I woke up this morning to find my fem molly had 13 babies in the breeder net with her. I'm not sure if she's done having fry, but all I know is that I would rather take her out to save the 13 little ones, and hope that if she has more in the tank they will find some way to hide. She was chasing one of the babies in a circle, so I figured it was time for her to leave the net.
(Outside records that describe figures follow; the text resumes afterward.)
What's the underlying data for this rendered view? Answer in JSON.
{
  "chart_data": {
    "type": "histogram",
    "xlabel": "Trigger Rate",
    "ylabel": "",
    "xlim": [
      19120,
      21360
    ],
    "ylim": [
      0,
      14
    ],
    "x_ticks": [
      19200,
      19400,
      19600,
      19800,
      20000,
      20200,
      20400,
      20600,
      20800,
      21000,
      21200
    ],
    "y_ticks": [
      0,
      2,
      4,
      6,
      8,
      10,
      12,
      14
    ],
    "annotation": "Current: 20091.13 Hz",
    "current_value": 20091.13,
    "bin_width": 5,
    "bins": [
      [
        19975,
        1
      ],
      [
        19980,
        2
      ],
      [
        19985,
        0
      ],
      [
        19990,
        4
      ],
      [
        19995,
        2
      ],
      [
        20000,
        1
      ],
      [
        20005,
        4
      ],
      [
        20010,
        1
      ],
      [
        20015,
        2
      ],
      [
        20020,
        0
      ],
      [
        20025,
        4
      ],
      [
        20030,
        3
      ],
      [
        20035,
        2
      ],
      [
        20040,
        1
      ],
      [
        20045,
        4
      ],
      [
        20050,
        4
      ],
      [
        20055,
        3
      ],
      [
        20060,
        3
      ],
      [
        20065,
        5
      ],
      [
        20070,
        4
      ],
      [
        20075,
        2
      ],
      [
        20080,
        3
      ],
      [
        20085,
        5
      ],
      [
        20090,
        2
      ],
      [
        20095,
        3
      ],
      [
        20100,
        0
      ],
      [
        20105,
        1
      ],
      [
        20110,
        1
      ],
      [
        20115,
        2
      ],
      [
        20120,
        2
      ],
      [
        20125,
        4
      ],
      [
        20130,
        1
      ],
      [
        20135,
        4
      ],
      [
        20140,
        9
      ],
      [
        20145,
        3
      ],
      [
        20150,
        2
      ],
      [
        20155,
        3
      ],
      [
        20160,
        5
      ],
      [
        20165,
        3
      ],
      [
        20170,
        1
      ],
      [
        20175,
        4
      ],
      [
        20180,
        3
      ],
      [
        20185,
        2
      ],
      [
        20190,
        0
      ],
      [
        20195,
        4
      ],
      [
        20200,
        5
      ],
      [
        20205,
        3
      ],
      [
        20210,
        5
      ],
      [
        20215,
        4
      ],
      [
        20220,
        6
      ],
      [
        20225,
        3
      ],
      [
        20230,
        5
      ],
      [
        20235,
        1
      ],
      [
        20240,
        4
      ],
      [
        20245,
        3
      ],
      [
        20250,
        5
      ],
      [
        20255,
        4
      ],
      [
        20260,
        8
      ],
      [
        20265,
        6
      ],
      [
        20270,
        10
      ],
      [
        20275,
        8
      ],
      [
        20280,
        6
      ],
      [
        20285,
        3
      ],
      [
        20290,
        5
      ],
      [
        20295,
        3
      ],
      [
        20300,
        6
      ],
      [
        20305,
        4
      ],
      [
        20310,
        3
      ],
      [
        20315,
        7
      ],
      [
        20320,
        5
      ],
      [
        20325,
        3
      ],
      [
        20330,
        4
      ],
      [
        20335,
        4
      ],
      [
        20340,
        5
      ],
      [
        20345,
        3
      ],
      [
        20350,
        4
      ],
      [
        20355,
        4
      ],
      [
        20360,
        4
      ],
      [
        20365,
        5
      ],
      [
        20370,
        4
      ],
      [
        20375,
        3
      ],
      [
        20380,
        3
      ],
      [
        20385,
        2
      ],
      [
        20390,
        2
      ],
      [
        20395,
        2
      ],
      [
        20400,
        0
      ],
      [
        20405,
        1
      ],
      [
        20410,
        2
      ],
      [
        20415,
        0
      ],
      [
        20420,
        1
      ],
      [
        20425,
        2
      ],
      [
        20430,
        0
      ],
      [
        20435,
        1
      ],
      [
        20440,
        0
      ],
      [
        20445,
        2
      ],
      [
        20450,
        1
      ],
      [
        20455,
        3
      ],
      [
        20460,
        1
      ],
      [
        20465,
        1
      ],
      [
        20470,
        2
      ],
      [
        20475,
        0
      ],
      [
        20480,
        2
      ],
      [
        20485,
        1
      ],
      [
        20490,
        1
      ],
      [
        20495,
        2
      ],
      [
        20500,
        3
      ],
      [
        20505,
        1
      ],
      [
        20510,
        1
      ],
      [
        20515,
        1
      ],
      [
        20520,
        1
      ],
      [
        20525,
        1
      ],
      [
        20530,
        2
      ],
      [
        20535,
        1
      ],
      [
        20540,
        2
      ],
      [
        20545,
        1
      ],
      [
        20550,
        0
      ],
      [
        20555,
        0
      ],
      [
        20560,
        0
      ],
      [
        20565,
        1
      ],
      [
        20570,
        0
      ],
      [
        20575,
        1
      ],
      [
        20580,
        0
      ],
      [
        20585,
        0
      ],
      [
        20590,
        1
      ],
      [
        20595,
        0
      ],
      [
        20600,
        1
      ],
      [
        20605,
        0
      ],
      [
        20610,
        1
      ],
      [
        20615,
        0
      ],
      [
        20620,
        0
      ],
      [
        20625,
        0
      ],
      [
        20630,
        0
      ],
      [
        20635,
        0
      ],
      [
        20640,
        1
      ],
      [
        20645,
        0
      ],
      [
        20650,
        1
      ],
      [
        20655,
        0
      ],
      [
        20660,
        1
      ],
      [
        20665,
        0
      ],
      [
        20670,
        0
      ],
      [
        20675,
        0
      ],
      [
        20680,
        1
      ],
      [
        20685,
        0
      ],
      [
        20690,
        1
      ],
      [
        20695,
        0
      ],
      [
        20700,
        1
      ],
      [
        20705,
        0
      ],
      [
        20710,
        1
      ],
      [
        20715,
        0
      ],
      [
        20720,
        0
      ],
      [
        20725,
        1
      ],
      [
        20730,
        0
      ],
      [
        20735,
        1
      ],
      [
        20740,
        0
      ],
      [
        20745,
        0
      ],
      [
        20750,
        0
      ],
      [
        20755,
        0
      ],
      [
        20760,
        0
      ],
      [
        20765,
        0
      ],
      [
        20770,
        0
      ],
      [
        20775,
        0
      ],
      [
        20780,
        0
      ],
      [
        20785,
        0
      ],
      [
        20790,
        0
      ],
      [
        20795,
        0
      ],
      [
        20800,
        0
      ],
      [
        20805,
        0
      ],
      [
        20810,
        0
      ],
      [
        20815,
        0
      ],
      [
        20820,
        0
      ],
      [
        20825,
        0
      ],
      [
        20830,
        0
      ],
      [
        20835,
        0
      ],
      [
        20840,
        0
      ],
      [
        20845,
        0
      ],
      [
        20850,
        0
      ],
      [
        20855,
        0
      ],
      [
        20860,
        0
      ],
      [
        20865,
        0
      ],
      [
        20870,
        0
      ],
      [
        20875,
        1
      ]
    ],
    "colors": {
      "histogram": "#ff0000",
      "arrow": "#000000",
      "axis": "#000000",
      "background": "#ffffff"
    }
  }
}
Well, as soon as I can get some good pics i'll come and post them on here. ttyl
~jamie


----------



## leafgirl115 (Mar 26, 2006)

Congrats!!! You will have a lot of fun seeing them grow up!


----------



## harif87 (Jun 5, 2006)

Well fry can hide pretty well, dont be shocked if you find a bunch more in as much as a week from now.


----------



## tonkstoy2003 (Jun 12, 2006)

As of right now, I have a total of 17, because when i got home i found 4 more. She's still kinda pooched out in front so i'm checking on her periodically.. so we'll see what happens.. i'll update as soon as something goes on lol. take care ev1..
`jamie


----------



## harif87 (Jun 5, 2006)

Get pics man


----------



## leafgirl115 (Mar 26, 2006)

fry are hard to get on the camera unless you have a good one Good luck!


----------



## tonkstoy2003 (Jun 12, 2006)

These Aren't The Best Pictures, But They're All I Could Get. Not All Of Them Are In These Pics, But You Get The Point Haha.. So I Believe The Grand Total Is 17. But 2 Of My Other Females Are Getting Bigger Also, So We'll Just Have To See How That Goes Lol Take Care
`jamie


----------



## harif87 (Jun 5, 2006)

Nice! Its beautiful to see such baby fish....makes u think of how small we are compared to the world.....


----------



## tonkstoy2003 (Jun 12, 2006)

i see a few dark ones, and a lot of different white looking ones and a few with little black spots on their backs, and then one oddball that is half and half lol


----------



## CrystalRose (May 5, 2006)

Congrats on the fry tonk! Baby fish are always exciting! :mrgreen:


----------



## tonkstoy2003 (Jun 12, 2006)

Well, I Thought I Would Update. I Purchased A Few Other Mollies Just Because I Thought They Were Pretty. But Anyways. The 17 Fry That Were Born On June 18th Are All Doing Great. Seem To Be Getting Bigger By The Day To Be Honest Lol. But Anyways.. They're Now 1 Week Old And I'm Going To Post A Few Pics At The End Of This Entry. The Day After I Purchased The Two Mollies, One Of Them Had A Few Fry. I Found A Total Of 5 Fry, But Only 3 Of Them Were Living. The Other Two Seemed To Have Been Caught Before They Could Get A Chance To Hide In The Plants And Gravel. So I Have A Total Of 20 Fry As Of Now And Maybe 3-4 Pregnant Mollies As Of Right Now. I Just Thought I Would Give An Update Lol. Take Care
~jamie

I KNOW THEY DON'T LOOK TOO BIG IN THE PICTURES, BUT IN THE LAST POST OF PICTURES I HAD TO ZOOM IN ON THE CAMERA PRETTY GOOD TO GET AN ALRIGHT PICTURE.


----------



## corykid225 (Oct 23, 2006)

wow those are some very cute little babies


----------